Matt has expressed his disagreement with Ron Paul on the U.N., Ron Paul’s view being the U.S. should not be involved with the organization (I don’t necessarily agree with Dr. Paul on this, although, as I indicated in my previous arguments, I think a lot of good would come of it if the U.S. was to withdraw from or be kicked out of the U.N.). Matt doesn’t actually address my points in this regard, such as my pointing out the fact that the U.S. regularly uses its veto power in the Security Council to protect Israel from censure for its violations of international law. His only response to this is to say that “the problem of undue Israeli influence on American foreign policy can be handled without a full withdrawal from the U.N.” I’m not sure what bearing he thinks that has on my observation. He apparently thinks such a longstanding policy of protecting Israel is due to “Israeli influence”, perhaps a reference to fabled monolithic influence of the oft-cited and loosely defined “Israeli lobby”, which is a view I don’t agree with, either. He offers nothing further for how the problem of the U.S. supporting Israeli crimes against the Palestinians through its veto power can be “handled”.

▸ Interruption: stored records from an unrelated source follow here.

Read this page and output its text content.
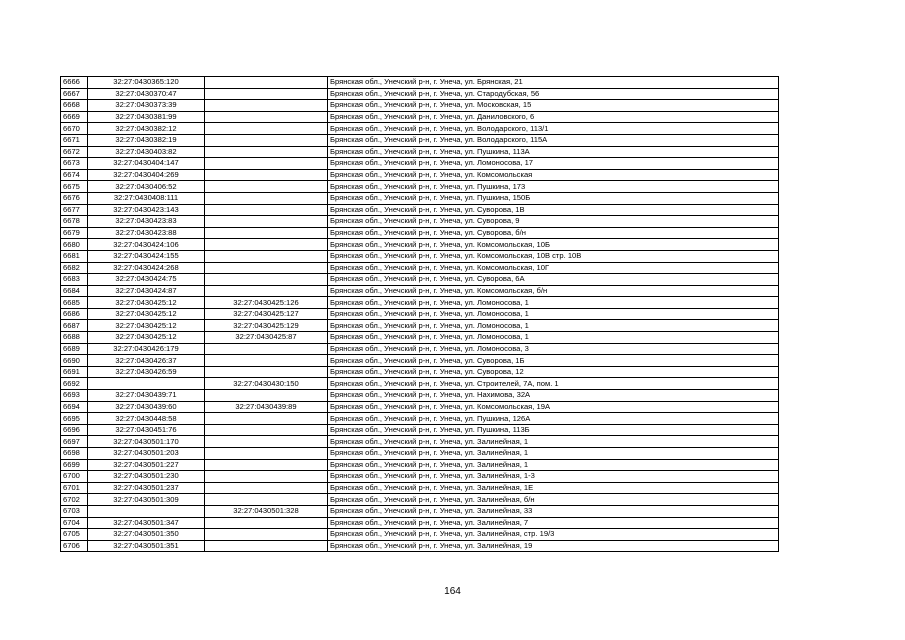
6666	32:27:0430365:120		Брянская обл., Унечский р-н, г. Унеча, ул. Брянская, 21
6667	32:27:0430370:47		Брянская обл., Унечский р-н, г. Унеча, ул. Стародубская, 56
6668	32:27:0430373:39		Брянская обл., Унечский р-н, г. Унеча, ул. Московская, 15
6669	32:27:0430381:99		Брянская обл., Унечский р-н, г. Унеча, ул. Даниловского, 6
6670	32:27:0430382:12		Брянская обл., Унечский р-н, г. Унеча, ул. Володарского, 113/1
6671	32:27:0430382:19		Брянская обл., Унечский р-н, г. Унеча, ул. Володарского, 115А
6672	32:27:0430403:82		Брянская обл., Унечский р-н, г. Унеча, ул. Пушкина, 113А
6673	32:27:0430404:147		Брянская обл., Унечский р-н, г. Унеча, ул. Ломоносова, 17
6674	32:27:0430404:269		Брянская обл., Унечский р-н, г. Унеча, ул. Комсомольская
6675	32:27:0430406:52		Брянская обл., Унечский р-н, г. Унеча, ул. Пушкина, 173
6676	32:27:0430408:111		Брянская обл., Унечский р-н, г. Унеча, ул. Пушкина, 150Б
6677	32:27:0430423:143		Брянская обл., Унечский р-н, г. Унеча, ул. Суворова, 1В
6678	32:27:0430423:83		Брянская обл., Унечский р-н, г. Унеча, ул. Суворова, 9
6679	32:27:0430423:88		Брянская обл., Унечский р-н, г. Унеча, ул. Суворова, б/н
6680	32:27:0430424:106		Брянская обл., Унечский р-н, г. Унеча, ул. Комсомольская, 10Б
6681	32:27:0430424:155		Брянская обл., Унечский р-н, г. Унеча, ул. Комсомольская, 10В стр. 10В
6682	32:27:0430424:268		Брянская обл., Унечский р-н, г. Унеча, ул. Комсомольская, 10Г
6683	32:27:0430424:75		Брянская обл., Унечский р-н, г. Унеча, ул. Суворова, 6А
6684	32:27:0430424:87		Брянская обл., Унечский р-н, г. Унеча, ул. Комсомольская, б/н
6685	32:27:0430425:12	32:27:0430425:126	Брянская обл., Унечский р-н, г. Унеча, ул. Ломоносова, 1
6686	32:27:0430425:12	32:27:0430425:127	Брянская обл., Унечский р-н, г. Унеча, ул. Ломоносова, 1
6687	32:27:0430425:12	32:27:0430425:129	Брянская обл., Унечский р-н, г. Унеча, ул. Ломоносова, 1
6688	32:27:0430425:12	32:27:0430425:87	Брянская обл., Унечский р-н, г. Унеча, ул. Ломоносова, 1
6689	32:27:0430426:179		Брянская обл., Унечский р-н, г. Унеча, ул. Ломоносова, 3
6690	32:27:0430426:37		Брянская обл., Унечский р-н, г. Унеча, ул. Суворова, 1Б
6691	32:27:0430426:59		Брянская обл., Унечский р-н, г. Унеча, ул. Суворова, 12
6692		32:27:0430430:150	Брянская обл., Унечский р-н, г. Унеча, ул. Строителей, 7А, пом. 1
6693	32:27:0430439:71		Брянская обл., Унечский р-н, г. Унеча, ул. Нахимова, 32А
6694	32:27:0430439:60	32:27:0430439:89	Брянская обл., Унечский р-н, г. Унеча, ул. Комсомольская, 19А
6695	32:27:0430448:58		Брянская обл., Унечский р-н, г. Унеча, ул. Пушкина, 126А
6696	32:27:0430451:76		Брянская обл., Унечский р-н, г. Унеча, ул. Пушкина, 113Б
6697	32:27:0430501:170		Брянская обл., Унечский р-н, г. Унеча, ул. Залинейная, 1
6698	32:27:0430501:203		Брянская обл., Унечский р-н, г. Унеча, ул. Залинейная, 1
6699	32:27:0430501:227		Брянская обл., Унечский р-н, г. Унеча, ул. Залинейная, 1
6700	32:27:0430501:230		Брянская обл., Унечский р-н, г. Унеча, ул. Залинейная, 1-3
6701	32:27:0430501:237		Брянская обл., Унечский р-н, г. Унеча, ул. Залинейная, 1Е
6702	32:27:0430501:309		Брянская обл., Унечский р-н, г. Унеча, ул. Залинейная, б/н
6703		32:27:0430501:328	Брянская обл., Унечский р-н, г. Унеча, ул. Залинейная, 33
6704	32:27:0430501:347		Брянская обл., Унечский р-н, г. Унеча, ул. Залинейная, 7
6705	32:27:0430501:350		Брянская обл., Унечский р-н, г. Унеча, ул. Залинейная, стр. 19/3
6706	32:27:0430501:351		Брянская обл., Унечский р-н, г. Унеча, ул. Залинейная, 19
164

Ironically, Matt is himself critical of the U.N.—he scolds it for not violating its own Charter by authorizing the U.S. to engage in regime change in Iraq in 1991, and for failing again in 2003 to authorize the U.S. to use force to overthrow Saddam Hussein on a pretext of lies about Iraq having WMD. He describes the U.N.’s authorization of a “no-fly-zone over Libya” as among a number of other “unambiguous victories for universal justice”, despite the fact that the U.S./NATO immediately announced its intention to violate the resolution and the U.N. Charter by using the resolution as cover to engage in a policy of regime change.
I would merely suggest, in reply, that the fact that people like Matt Johnson think that that this is the role the U.N. should play, that it should fall even further under the influence of Washington to be used as a tool for implementing U.S. foreign policy goals, is a compelling argument in support of Ron Paul’s view. (As I said, I don’t necessarily agree with Dr. Paul, but if Matt keeps going on this way, he might just convince me).